Strictly speaking, it may not be the correct term to use for Amazon’s announcement yesterday that it’s buying video streaming service Twitch: not only has Amazon whisked the company out from under Google’s nose, but it’s paying less than the $1bn sum that Google was expected to pay for the company. Admittedly, only $30m less – the official price is $970m – but it’s still a big surprise.

We’ve written about Twitch several times recently: its focus is streaming live video of games, from people showing off their Call of Duty or Minecraft skills to professional “e-sports” tournaments, and games industry conferences.

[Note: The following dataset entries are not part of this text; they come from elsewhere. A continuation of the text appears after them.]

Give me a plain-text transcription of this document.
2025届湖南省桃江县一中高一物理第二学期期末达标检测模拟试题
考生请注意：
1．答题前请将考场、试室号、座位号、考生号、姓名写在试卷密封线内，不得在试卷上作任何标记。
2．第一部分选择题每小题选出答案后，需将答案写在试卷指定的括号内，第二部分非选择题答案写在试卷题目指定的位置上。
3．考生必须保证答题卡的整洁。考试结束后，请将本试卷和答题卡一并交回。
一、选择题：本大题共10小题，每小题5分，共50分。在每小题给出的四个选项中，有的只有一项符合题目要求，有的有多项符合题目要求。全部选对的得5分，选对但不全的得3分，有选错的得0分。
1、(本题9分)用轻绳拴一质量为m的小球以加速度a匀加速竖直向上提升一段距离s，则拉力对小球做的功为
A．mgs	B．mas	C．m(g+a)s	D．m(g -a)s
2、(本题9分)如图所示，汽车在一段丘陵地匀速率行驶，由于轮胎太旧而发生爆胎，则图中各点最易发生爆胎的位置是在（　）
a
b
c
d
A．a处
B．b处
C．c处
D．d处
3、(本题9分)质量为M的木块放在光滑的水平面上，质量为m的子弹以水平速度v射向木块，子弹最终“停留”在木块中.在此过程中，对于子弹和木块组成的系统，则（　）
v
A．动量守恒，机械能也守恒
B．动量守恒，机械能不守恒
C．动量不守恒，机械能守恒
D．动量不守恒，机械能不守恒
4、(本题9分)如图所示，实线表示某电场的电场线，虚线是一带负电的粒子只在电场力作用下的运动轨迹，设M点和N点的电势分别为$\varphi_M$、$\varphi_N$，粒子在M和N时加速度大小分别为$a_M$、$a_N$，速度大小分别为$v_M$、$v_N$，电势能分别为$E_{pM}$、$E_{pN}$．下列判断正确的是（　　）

However, Twitch has been working with several artists on livestreamed music events, while trying to figure out a sensible policy for music copyright infringement in its 15bn minutes of archived videos. That, plus the rumoured billion-dollar deal to bring it under Google and YouTube’s wing, have put it firmly on the music industry’s radar.

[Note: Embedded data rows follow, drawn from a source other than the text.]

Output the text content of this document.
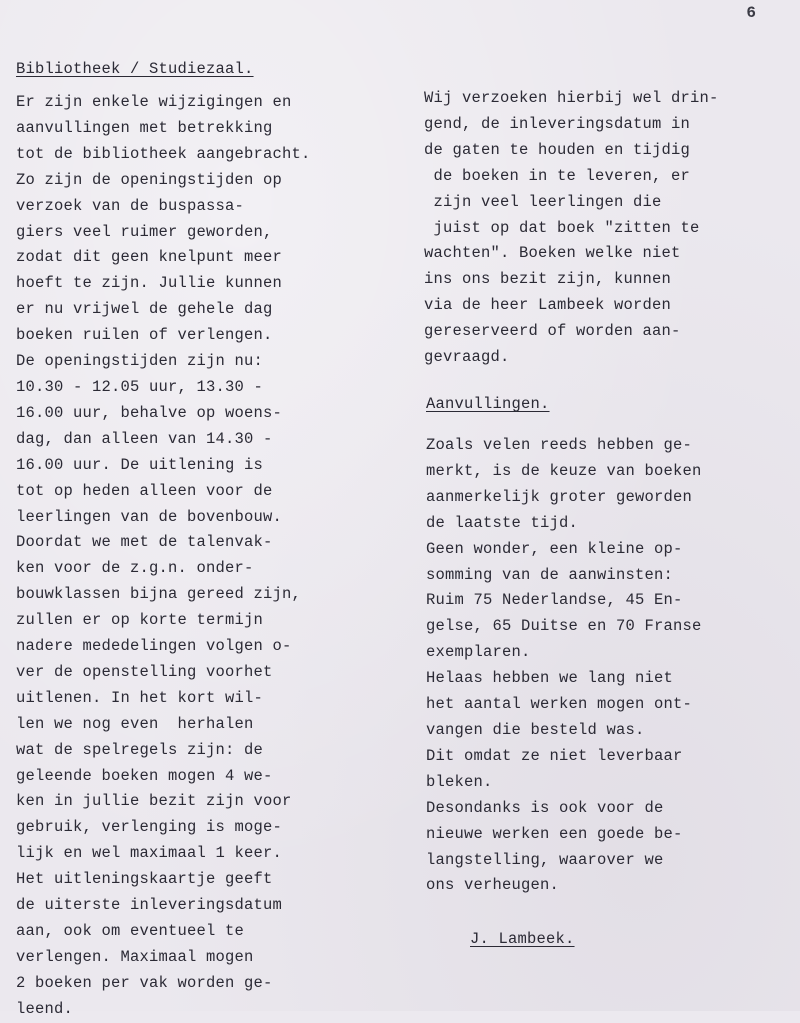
6
Bibliotheek / Studiezaal.
Er zijn enkele wijzigingen en
aanvullingen met betrekking
tot de bibliotheek aangebracht.
Zo zijn de openingstijden op
verzoek van de buspassa-
giers veel ruimer geworden,
zodat dit geen knelpunt meer
hoeft te zijn. Jullie kunnen
er nu vrijwel de gehele dag
boeken ruilen of verlengen.
De openingstijden zijn nu:
10.30 - 12.05 uur, 13.30 -
16.00 uur, behalve op woens-
dag, dan alleen van 14.30 -
16.00 uur. De uitlening is
tot op heden alleen voor de
leerlingen van de bovenbouw.
Doordat we met de talenvak-
ken voor de z.g.n. onder-
bouwklassen bijna gereed zijn,
zullen er op korte termijn
nadere mededelingen volgen o-
ver de openstelling voorhet
uitlenen. In het kort wil-
len we nog even  herhalen
wat de spelregels zijn: de
geleende boeken mogen 4 we-
ken in jullie bezit zijn voor
gebruik, verlenging is moge-
lijk en wel maximaal 1 keer.
Het uitleningskaartje geeft
de uiterste inleveringsdatum
aan, ook om eventueel te
verlengen. Maximaal mogen
2 boeken per vak worden ge-
leend.
Wij verzoeken hierbij wel drin-
gend, de inleveringsdatum in
de gaten te houden en tijdig
de boeken in te leveren, er
zijn veel leerlingen die
juist op dat boek "zitten te
wachten". Boeken welke niet
ins ons bezit zijn, kunnen
via de heer Lambeek worden
gereserveerd of worden aan-
gevraagd.
Aanvullingen.
Zoals velen reeds hebben ge-
merkt, is de keuze van boeken
aanmerkelijk groter geworden
de laatste tijd.
Geen wonder, een kleine op-
somming van de aanwinsten:
Ruim 75 Nederlandse, 45 En-
gelse, 65 Duitse en 70 Franse
exemplaren.
Helaas hebben we lang niet
het aantal werken mogen ont-
vangen die besteld was.
Dit omdat ze niet leverbaar
bleken.
Desondanks is ook voor de
nieuwe werken een goede be-
langstelling, waarover we
ons verheugen.
J. Lambeek.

Now, it’s taking its 55m monthly unique viewers and 1m broadcasters to Amazon. “Like Twitch, we obsess over customers and like to think differently, and we look forward to learning from them and helping them move even faster to build new services for the gaming community,” said Amazon CEO Jeff Bezos.

“We will be able to create tools and services faster than we could have independently,” added Twitch CEO Emmett Shear of the deal, which is expected to close by the end of this year. Games are still the focus, then, but with Amazon already expanding the musical elements of its Prime Instant Video service, there may well be chances for more crossover.

The deal is almost as interesting for what it says about the wider currents in and around the technology industry. Forbes suggests that Google didn’t seal the deal with Twitch due to “potential antitrust issues” – and specifically “the size of a potential breakup fee in case the deal did not go through”. Maybe something to think about in the context of the occasional ‘Google to buy Spotify’ rumours?

Google has been knocked back in high-profile acquisitions before – Groupon and Snapchat being the two obvious recent examples – but the confident media coverage in July that a Google/Twitch deal was imminent is now being cited as an embarrassment for the former company.

Perhaps, although you might argue that it’s as embarrassing for the media outlets behind those confident claims, including the ones now rapidly reverse-ferreting to explain why Amazon is a more logical suitor.